In order for us to be able to control learning, we have to design these reward functions, create rules and reward values that should give the Agent a positive feedback whenever it does something deemed good, and maybe punish it when it does something deemed bad. In a video-game environment, these rewards generally tend to try and make the Agent learn how to win at the game, or get a higher score.

Creating Reward Builders

In URNAI the base class for a reward function is called RewardBuilder. This class is very simple, as the principle of a RewardBuilder should be very straight forward. It has an abstract method called get_reward, defined below, that implements the calculation of a reward for any given game state.

@abstractmethod
def get_reward(self, obs, reward, done) -> Reward: ...

this method receives three parameters: the raw environment observation (obs), the default enviroment reward (reward), and a bool representing if this is the last step of the game, in other words if the game is ending (done).

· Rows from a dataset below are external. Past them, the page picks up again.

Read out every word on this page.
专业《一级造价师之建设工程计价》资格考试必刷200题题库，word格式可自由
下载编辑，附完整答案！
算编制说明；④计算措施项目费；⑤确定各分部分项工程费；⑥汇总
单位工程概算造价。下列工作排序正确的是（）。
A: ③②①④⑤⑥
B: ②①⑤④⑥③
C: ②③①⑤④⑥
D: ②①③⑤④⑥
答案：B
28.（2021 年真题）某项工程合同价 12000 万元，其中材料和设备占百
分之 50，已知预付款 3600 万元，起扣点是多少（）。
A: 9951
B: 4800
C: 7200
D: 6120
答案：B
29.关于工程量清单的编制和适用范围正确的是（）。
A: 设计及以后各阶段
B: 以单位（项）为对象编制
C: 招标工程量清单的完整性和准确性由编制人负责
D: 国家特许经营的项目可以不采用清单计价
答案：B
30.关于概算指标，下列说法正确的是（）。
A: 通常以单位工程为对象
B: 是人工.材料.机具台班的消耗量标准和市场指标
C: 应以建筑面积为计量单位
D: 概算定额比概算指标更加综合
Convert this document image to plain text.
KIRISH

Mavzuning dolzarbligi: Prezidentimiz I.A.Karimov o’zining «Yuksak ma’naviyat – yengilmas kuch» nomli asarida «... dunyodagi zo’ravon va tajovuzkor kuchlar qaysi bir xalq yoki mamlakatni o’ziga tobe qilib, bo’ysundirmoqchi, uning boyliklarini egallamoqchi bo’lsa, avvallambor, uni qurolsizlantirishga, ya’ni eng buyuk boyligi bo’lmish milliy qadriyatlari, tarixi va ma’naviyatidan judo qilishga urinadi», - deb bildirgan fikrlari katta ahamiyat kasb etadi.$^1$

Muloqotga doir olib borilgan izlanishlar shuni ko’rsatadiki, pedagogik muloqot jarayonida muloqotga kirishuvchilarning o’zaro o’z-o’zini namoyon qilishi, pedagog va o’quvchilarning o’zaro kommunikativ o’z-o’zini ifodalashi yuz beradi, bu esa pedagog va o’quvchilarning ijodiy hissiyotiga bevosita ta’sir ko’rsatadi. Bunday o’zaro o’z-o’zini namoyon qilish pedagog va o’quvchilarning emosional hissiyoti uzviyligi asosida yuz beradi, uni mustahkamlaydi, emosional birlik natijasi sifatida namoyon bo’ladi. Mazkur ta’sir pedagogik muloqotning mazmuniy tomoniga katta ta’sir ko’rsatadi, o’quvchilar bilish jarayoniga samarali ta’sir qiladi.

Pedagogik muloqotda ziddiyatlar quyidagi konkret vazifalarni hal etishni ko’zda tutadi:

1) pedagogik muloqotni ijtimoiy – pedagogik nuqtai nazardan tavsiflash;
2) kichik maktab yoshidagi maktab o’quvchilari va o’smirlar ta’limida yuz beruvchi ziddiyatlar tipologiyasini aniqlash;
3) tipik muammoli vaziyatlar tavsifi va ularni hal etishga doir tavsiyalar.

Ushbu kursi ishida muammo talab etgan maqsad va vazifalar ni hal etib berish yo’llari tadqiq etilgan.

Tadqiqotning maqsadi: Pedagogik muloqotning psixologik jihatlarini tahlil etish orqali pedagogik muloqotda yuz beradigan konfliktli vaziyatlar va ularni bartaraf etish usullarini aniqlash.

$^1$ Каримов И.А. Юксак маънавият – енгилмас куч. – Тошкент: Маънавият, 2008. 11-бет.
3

It will then implement the reward function whichever way you desire, either using the direct reward from the game environment, or creating your own custom reward using information from obs.

To see a very simple but complete Reward Builder, take a look at our default PureReward class. It simply takes the reward parameter passed to it and returns it in get_reward.

More complex Reward Builders can be seen in our files for VizDoom rewards and for StarCraft II rewards.

An important internal state control that Reward Builders sometimes have to maintain is how to reset themselves. By default, the base reset method from RewardBuilder is just a pass, like so:

def reset(self):
    pass

However, some reward builders keep internal variables that have to be reset after each episode. In several of our SC2 rewards we have this mechanism in place. Note that you do not have to call the _ reset_ method inside the get_reward method, since the Agent automatically resets the reward builder inside its own reset method at the end of each episode.

It is up to you to figure out the best way to reset your Reward Builder. In any case, you are allowed to create reward functions without caring about the reset, unless it is necessary for your particular application.